The sequencer gets an epoch number and log replication configuration from the epoch store when it is activated. Each log has a metadata log associated with it that stores the epoch and replication configuration history.
A simplified view of the replication configuration looks like this:
The epoch store is a consistent metadata store that provides 2 functions:
- Provide monotonically increasing epoch numbers. During sequencer activation, the epoch store provides epoch numbers through read-modify-write transactions. The sequencer retrieves the current number and bumps the number.
- Store the current replication configuration for each log. It also stores the last clean (fully recovered) epoch (LCE) of the log.
The LogDevice epoch store is currently implemented using Zookeeper.
Log epoch segments
Log reconfiguration prompts a new sequencer to be activated (or an existing one to be reactivated). When a sequencer activates, it gets the new epoch number. It also creates a new epoch segment with an immutable configuration for the log.
Each log is paired with a short metadata log that contains the current and historical replication configuration of the (data) log.
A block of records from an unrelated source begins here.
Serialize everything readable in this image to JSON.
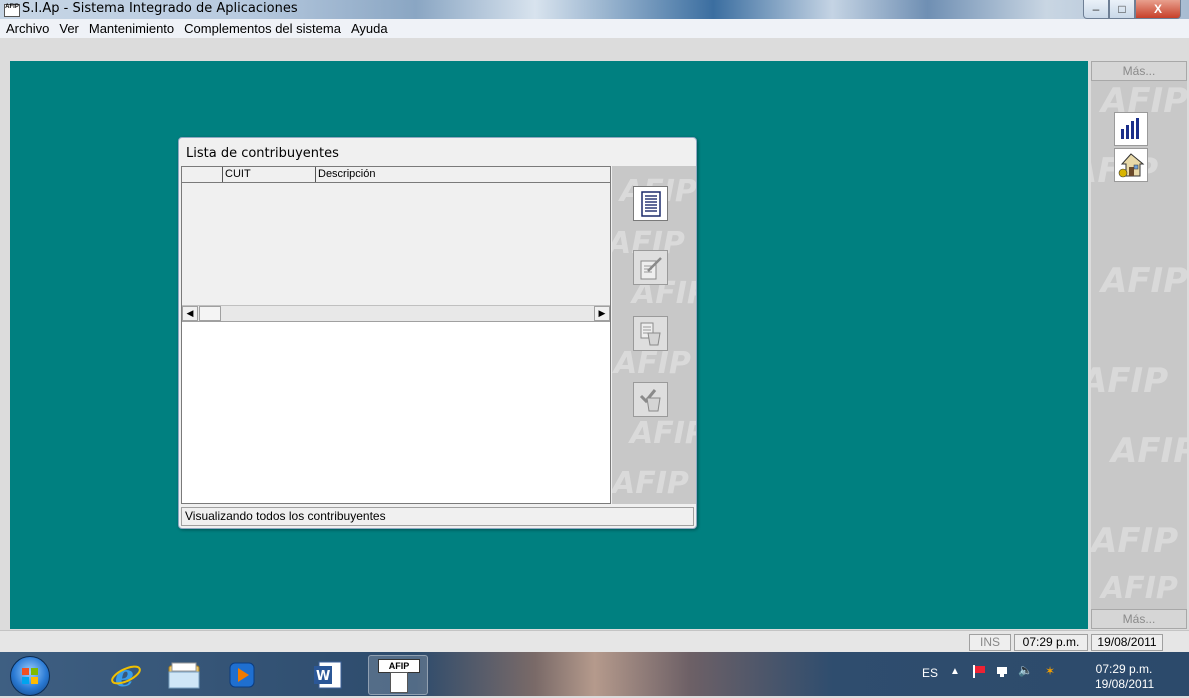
{
  "window": {
    "title": "S.I.Ap - Sistema Integrado de Aplicaciones",
    "app_icon_text": "AFIP",
    "controls": {
      "minimize": "–",
      "maximize": "□",
      "close": "X"
    }
  },
  "menu": [
    "Archivo",
    "Ver",
    "Mantenimiento",
    "Complementos del sistema",
    "Ayuda"
  ],
  "right_panel": {
    "top_label": "Más...",
    "bottom_label": "Más...",
    "watermark": "AFIP",
    "icons": [
      "bar-chart-icon",
      "house-money-icon"
    ]
  },
  "dialog": {
    "title": "Lista de contribuyentes",
    "columns": [
      "",
      "CUIT",
      "Descripción"
    ],
    "rows": [],
    "status": "Visualizando todos los contribuyentes",
    "tool_icons": [
      "list-document-icon",
      "edit-pencil-icon",
      "delete-trash-icon",
      "check-trash-icon"
    ]
  },
  "status_bar": {
    "mode": "INS",
    "time": "07:29 p.m.",
    "date": "19/08/2011"
  },
  "taskbar": {
    "apps": [
      "start-orb",
      "internet-explorer-icon",
      "file-explorer-icon",
      "media-player-icon",
      "word-icon",
      "afip-icon"
    ],
    "app_label": "AFIP",
    "tray_lang": "ES",
    "tray_time": "07:29 p.m.",
    "tray_date": "19/08/2011"
  },
  "colors": {
    "desktop": "#008080",
    "panel": "#c8c8c8",
    "dialog_bg": "#f0f0f0"
  }
}
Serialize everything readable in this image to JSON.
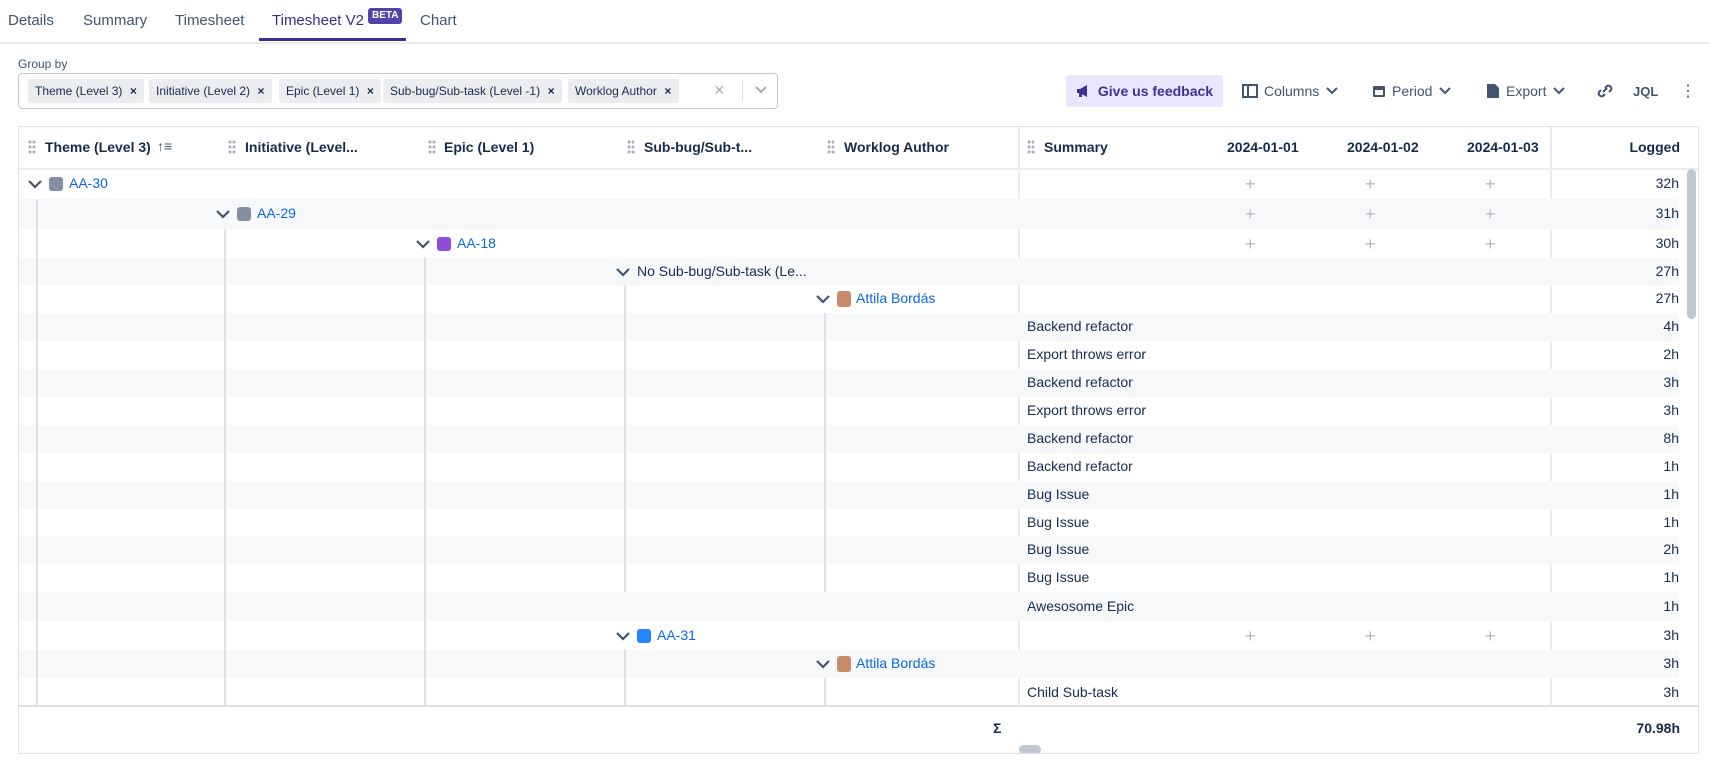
{
  "tabs": [
    {
      "label": "Details"
    },
    {
      "label": "Summary"
    },
    {
      "label": "Timesheet"
    },
    {
      "label": "Timesheet V2",
      "badge": "BETA"
    },
    {
      "label": "Chart"
    }
  ],
  "group_by": {
    "label": "Group by",
    "chips": [
      "Theme (Level 3)",
      "Initiative (Level 2)",
      "Epic (Level 1)",
      "Sub-bug/Sub-task (Level -1)",
      "Worklog Author"
    ]
  },
  "toolbar": {
    "feedback": "Give us feedback",
    "columns": "Columns",
    "period": "Period",
    "export": "Export",
    "jql": "JQL"
  },
  "columns": {
    "theme": "Theme (Level 3)",
    "initiative": "Initiative (Level...",
    "epic": "Epic (Level 1)",
    "subbug": "Sub-bug/Sub-t...",
    "author": "Worklog Author",
    "summary": "Summary",
    "d1": "2024-01-01",
    "d2": "2024-01-02",
    "d3": "2024-01-03",
    "logged": "Logged"
  },
  "rows": [
    {
      "level": 0,
      "key": "AA-30",
      "logged": "32h"
    },
    {
      "level": 1,
      "key": "AA-29",
      "logged": "31h"
    },
    {
      "level": 2,
      "key": "AA-18",
      "logged": "30h"
    },
    {
      "level": 3,
      "text": "No Sub-bug/Sub-task (Le...",
      "logged": "27h"
    },
    {
      "level": 4,
      "author": "Attila Bordás",
      "logged": "27h"
    },
    {
      "summary": "Backend refactor",
      "logged": "4h"
    },
    {
      "summary": "Export throws error",
      "logged": "2h"
    },
    {
      "summary": "Backend refactor",
      "logged": "3h"
    },
    {
      "summary": "Export throws error",
      "logged": "3h"
    },
    {
      "summary": "Backend refactor",
      "logged": "8h"
    },
    {
      "summary": "Backend refactor",
      "logged": "1h"
    },
    {
      "summary": "Bug Issue",
      "logged": "1h"
    },
    {
      "summary": "Bug Issue",
      "logged": "1h"
    },
    {
      "summary": "Bug Issue",
      "logged": "2h"
    },
    {
      "summary": "Bug Issue",
      "logged": "1h"
    },
    {
      "summary": "Awesosome Epic",
      "logged": "1h"
    },
    {
      "level": 3,
      "key": "AA-31",
      "logged": "3h"
    },
    {
      "level": 4,
      "author": "Attila Bordás",
      "logged": "3h"
    },
    {
      "summary": "Child Sub-task",
      "logged": "3h"
    }
  ],
  "footer": {
    "sigma": "Σ",
    "total": "70.98h"
  },
  "colors": {
    "accent": "#3b2d8f",
    "link": "#0c66e4",
    "badge": "#5243aa"
  }
}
Epoch numbers are used as an index into this historical replication configuration. The metadata log is immutable.
Sequencers usually have a cached view of the log's historical metadata content.
So far we have talked about per-log configuration. But this doesn’t allow for changes to the effective nodeset that may happen later, such as removing nodes from the cluster due to draining or rebuilding. These changes cause the node storage state in the historical epoch configuration to be updated.
Cluster membership describes the storage state for storage nodes that are in the effective nodeset. We use the term storage node, but this could be also “storage device” or “storage shard”.
Unlike the replication properties, cluster membership is mutable and dynamic. It is driven by maintenance activities such as draining and rebuilding. Storage states are, for example, read only, data migration, and read write.
The source of truth for cluster membership is the cluster membership state machine. LogDevice components, including clients and storage nodes, subscribe to membership updates via the state machine. They use the cluster membership and the nodeset for a (log, epoch) to calculate the effective nodeset.